Accueil > Les rossignols du crocheteur > SEUILS PASSAGES ET TRANSMISSIONS > Torchons et serviettes

RAPHAEL MONTICELLI

Torchons et serviettes
Publication en ligne : 31 octobre 2020
Artiste(s) : Dolla

page suivante ►

page précédente

L’histoire que je vais vous raconter s’est passée en 1967 ou 1968, je ne sais plus bien. En tout cas, c’est à Nice. Je suis sûr du lieu. Et tout y est vrai. Je ne la trouble d’aucune fiction.

J’étais alors étudiant en lettres. Je fréquentais encore un peu le conservatoire, et passais du temps avec la jeune troupe des Vaguants, qui faisait, pour moi, figure d’ancêtre… Et chez les Vaguants, régulièrement, il y avait aussi des expositions d’art contemporain…
J’avais mes habitudes, à la rue Tondutti de L’Escarène, non pas à l’Ecole d’art qui y était installée à l’époque, mais à la boutique de Ben, chez « Ben doute de tout », invraisemblable capharnaüm dont on a une idée aujourd’hui au centre Pompidou, où l’on dit qu’elle est conservée, et au Musée de Nice, où Ben en a donné une sorte d’interprétation.
Chez Ben, mon plaisir, c’était la découverte des inscriptions, les si poétiques et parfois si violentes interprétations de l’orthographe du français, les objets –une vraie brocante- les disques, les revues. Les revues surtout. Innombrables, insoupçonnables : pas de vague de l’art qui, d’une manière ou d’une autre, n’aboutît sur ce rivage-là.
C’est sur les 3 ou 400 mètres qui séparaient les Vaguants de Ben que j’ai connu Marcel Alocco. Il avait alors un studio, plus ou moins atelier, à mi chemin, et j’allais le voir assez régulièrement. Lui aussi, comme Ben et les Vaguants, faisait pour moi figure d’ancêtre. J’avais récupéré chez lui la collection de la mythique revue « identités » qui avait alors cessé de paraître depuis 3 ou 4 ans –presque une éternité- j’avais découvert des œuvres –les siennes, qui, à l’époque, m’ennuyaient un peu, celles de Manzoni, celles des artistes de Fluxus. C’est dans cet atelier, chez les Vaguants et chez Ben, que nous avons donné naissance à la très éphémère revue « INterVENTION » dont le premier des deux numéros fut tiré sur la ronéo des Vaguants un 3 mai 1968…
C’est pour dire…

Marcel donc, un beau jour, au détour d’une conversation, me parle d’un jeune artiste qui a besoin d’un texte de présentation… Est-ce ça me dirait ? Oui, mais je ne suis pas très versé dans le travail des jeunes artistes. Les jeunes artistes non plus, puisqu’ils commencent et qu’ils ont tout à apprendre encore d’eux-mêmes même… Oui, mais les références : moi c’est quelques impressionnistes, et surtout les peintres primitifs siennois, Picasso, aussi, naturellement, mais, par exemple, les Surréalistes m’agacent, au contraire des dadaïstes. Que j’y aille, je verrai bien. Et qui est l’artiste en question ? Noël Dolla. Voici l’adresse, sur les quais du Paillon, dans une mansarde.

J’y vais.

C’est à l’angle du boulevard de Risso et de la rue Barla. Ça donne sur le pont Barla. Aujourd’hui, il n’y a plus de pont visible, mais le Musée d’art contemporain. Je grimpe les cinq étages. Porte à droite. Noël Dolla. Un carnet, un crayon sur la porte. Je frappe. On m’ouvre… Je me présente. C’est Marcel qui m’envoie. Oui, il m’a dit. Entre. Assieds-toi, tu bois quelque chose ?

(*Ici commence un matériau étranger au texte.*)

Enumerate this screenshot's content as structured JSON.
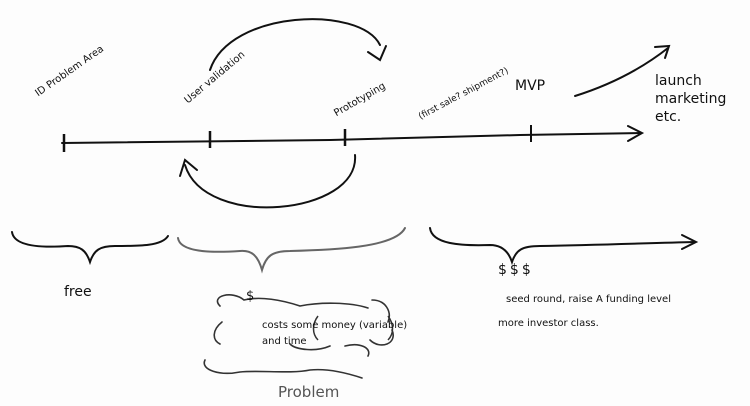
{
  "timeline": {
    "stages": [
      {
        "id": "problem-area",
        "text": "ID Problem Area"
      },
      {
        "id": "user-validation",
        "text": "User validation"
      },
      {
        "id": "prototyping",
        "text": "Prototyping"
      },
      {
        "id": "first-sale",
        "text": "(first sale? shipment?)"
      },
      {
        "id": "mvp",
        "text": "MVP"
      },
      {
        "id": "launch",
        "line1": "launch",
        "line2": "marketing",
        "line3": "etc."
      }
    ]
  },
  "phases": {
    "free": {
      "label": "free"
    },
    "problem": {
      "symbol": "$",
      "line1": "costs some money (variable)",
      "line2": "and time",
      "caption": "Problem"
    },
    "funding": {
      "symbol": "$$$",
      "line1": "seed round, raise A funding level",
      "line2": "more investor class."
    }
  },
  "colors": {
    "ink": "#111111",
    "gray_ink": "#555555",
    "paper": "#fdfdfd"
  }
}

Une entrée-living. Une chambre à droite, en entrant. Juste à côté, la cuisine. Dans le living des fils où des serpillières semblent finir de sécher, dans la cuisine quelque chose est en train de bouillir… Une lessiveuse…
On s’installe. Canapé contre le mur, face à la porte d’entrée, chaise. On parle. Qu’est-ce que tu fais, qu’est-ce que je fais. Les études. L’école d’art. Tous ces cons. On raconte. La mise à la porte. Les profs. J’apprends que Viallat est prof. Parti de l’école. Bon. Faut qu’on parle du texte. Je ne connais pas l’art contemporain. Moi, mes références, etc. Et la préhistoire, ça t’intéresse la peinture préhistorique ?… Ben oui, bien sûr. Et l’Egypte. Naturellement l’Egypte. Et Van Gogh. Parce que moi, Van Gogh ! Ah ! Van Gogh, j’en connais des reproductions et ce que j’ai vu au musée du jeu de Paume. Oui, oui, fort, c’est sûr… Mais Manet ? Manet ? J’ai le joueur de fifre, là dans la tête. Oui, Manet… Mais Van Gogh ! Tu as lu les lettres à Theo ?

Et ton travail alors ? Je me hasarde… Il est là, dit Noël. Là ? Il me montre les serpillières qui sèchent… Je commence un rire qui se brise sec. Je comprends d’un coup que c’est ça, les « œuvres ». Et il y en a, dans la lessiveuse, tu comprends je fais de la teinture à chaud, ça tient mieux.

Où étiez vous Simone Martini ? Fra Angelico ? Où vous teniez vous alors mes écrasants ? Où Michel Ange ? Où Cimabue ? Où étais-tu Giotto ? Que faisais-tu Manet ? Où étais-tu passé Renoir ? Le monde –mon regard au moins- ma conscience de l’art au moins- n’a pas basculé ce jour-là, elle a été littéralement bouleversée, cul par dessus tête. Je regardais l’évidence d’un questionnement, et plus rien ne bougeait dans mon crâne. J’étais saisi. Sans voix. Je dirais presque sans souffle. C’était là exactement ce que je ne pouvais pas accepter comme œuvre d’art et d’un coup ce que j’accueillais dans une sorte de confiance qui m’étonnait moi-même. Je dirais « éblouissement » si j’avais été dans l’émerveillement, dans la révélation, dans la compréhension. Mais rien de tout ça, non, rien.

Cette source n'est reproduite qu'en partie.